There are differences between people in working memory capacity due to differences in cognitive abilities and due to differences in temperament, which make some people more susceptible than others to seeing false connections between events. Anyone who is susceptible to anxiety may experience a reduction in working memory capacity because anxiety has been shown to reduce working memory capacity. As the size of working memory decreases the likelihood of finding false positive associations increases. A predisposition to find positive associations among things we observe and experience has positive benefits, such as, making it easier for a young child to make associations between vocal sounds and environmental stimuli during language acquisition. It also makes it possible and even likely that we will develop cause-and-effect associations that are erroneous. This tendency to make erroneous cause-and-effect associations is sometimes called magical thinking and is most clearly reflected in superstitious and delusional behavior. In addition to our susceptibility to magical thinking, there are many other common errors in thinking that we are prone to make. In fact, Massimo Piattelli-Palmarini has investigated and compiled a catalog of errors in thinking common to human cognition.
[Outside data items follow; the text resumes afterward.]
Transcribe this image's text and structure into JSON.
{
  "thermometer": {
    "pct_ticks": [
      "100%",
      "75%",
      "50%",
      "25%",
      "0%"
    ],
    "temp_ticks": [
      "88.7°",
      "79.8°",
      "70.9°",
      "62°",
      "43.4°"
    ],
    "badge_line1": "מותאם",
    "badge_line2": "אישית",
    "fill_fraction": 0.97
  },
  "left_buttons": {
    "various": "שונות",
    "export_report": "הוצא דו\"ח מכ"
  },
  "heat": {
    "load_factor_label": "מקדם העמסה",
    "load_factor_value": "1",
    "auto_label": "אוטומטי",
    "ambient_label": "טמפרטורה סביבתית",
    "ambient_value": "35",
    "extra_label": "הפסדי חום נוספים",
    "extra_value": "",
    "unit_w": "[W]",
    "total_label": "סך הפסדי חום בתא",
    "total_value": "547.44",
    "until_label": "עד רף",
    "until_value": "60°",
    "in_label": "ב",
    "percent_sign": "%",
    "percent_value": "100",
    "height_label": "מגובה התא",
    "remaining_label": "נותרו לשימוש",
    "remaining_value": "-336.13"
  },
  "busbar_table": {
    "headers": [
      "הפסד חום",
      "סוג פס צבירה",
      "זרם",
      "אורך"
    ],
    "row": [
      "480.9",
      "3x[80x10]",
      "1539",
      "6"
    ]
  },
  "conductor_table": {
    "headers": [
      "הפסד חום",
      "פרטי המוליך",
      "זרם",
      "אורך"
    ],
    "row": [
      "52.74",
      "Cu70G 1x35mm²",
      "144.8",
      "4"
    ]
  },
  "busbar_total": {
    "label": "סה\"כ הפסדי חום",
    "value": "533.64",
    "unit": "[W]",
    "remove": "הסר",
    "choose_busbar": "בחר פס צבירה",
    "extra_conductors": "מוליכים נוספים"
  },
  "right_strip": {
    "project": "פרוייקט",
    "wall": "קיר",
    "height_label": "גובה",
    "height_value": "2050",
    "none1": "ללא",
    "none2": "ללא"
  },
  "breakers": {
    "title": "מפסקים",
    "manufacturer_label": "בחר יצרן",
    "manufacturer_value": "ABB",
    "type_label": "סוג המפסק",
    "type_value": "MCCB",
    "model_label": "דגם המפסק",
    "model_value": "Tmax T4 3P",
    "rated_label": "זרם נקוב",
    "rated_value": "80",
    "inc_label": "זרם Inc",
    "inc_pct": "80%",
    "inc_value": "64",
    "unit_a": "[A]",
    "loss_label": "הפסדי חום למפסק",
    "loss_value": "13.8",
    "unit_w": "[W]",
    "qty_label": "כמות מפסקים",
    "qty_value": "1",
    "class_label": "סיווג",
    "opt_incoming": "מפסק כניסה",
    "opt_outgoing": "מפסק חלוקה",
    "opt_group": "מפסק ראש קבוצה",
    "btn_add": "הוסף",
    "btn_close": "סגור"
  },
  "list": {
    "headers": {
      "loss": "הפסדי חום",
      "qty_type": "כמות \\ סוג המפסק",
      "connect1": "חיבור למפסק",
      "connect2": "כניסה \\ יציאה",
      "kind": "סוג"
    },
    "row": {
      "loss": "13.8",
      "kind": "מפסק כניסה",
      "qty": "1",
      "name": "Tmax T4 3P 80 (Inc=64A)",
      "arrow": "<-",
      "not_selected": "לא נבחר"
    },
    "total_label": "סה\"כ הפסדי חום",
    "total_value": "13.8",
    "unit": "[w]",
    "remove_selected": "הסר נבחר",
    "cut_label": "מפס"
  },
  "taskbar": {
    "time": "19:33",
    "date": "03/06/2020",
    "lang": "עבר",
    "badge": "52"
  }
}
Finally, Gazzaniga indicates that once a belief is established it is difficult to change it. There are several reasons beliefs are difficult to change. First, we find it easier to think of evidence for rather than against a personal belief; that is, validating evidence is easier to recall than contradictory evidence. Second, we also have a strong tendency to look for evidence that supports our beliefs and to ignore evidence that does not. Third, when we encounter ambiguous evidence we are disposed to interpret that evidence so that it supports our beliefs. Finally, when we are confronted with evidence that directly conflicts with our beliefs, we are inclined to discredit the evidence rather than change our beliefs. The single best antidote for irrational thinking that we have developed is the scientific method, when properly applied.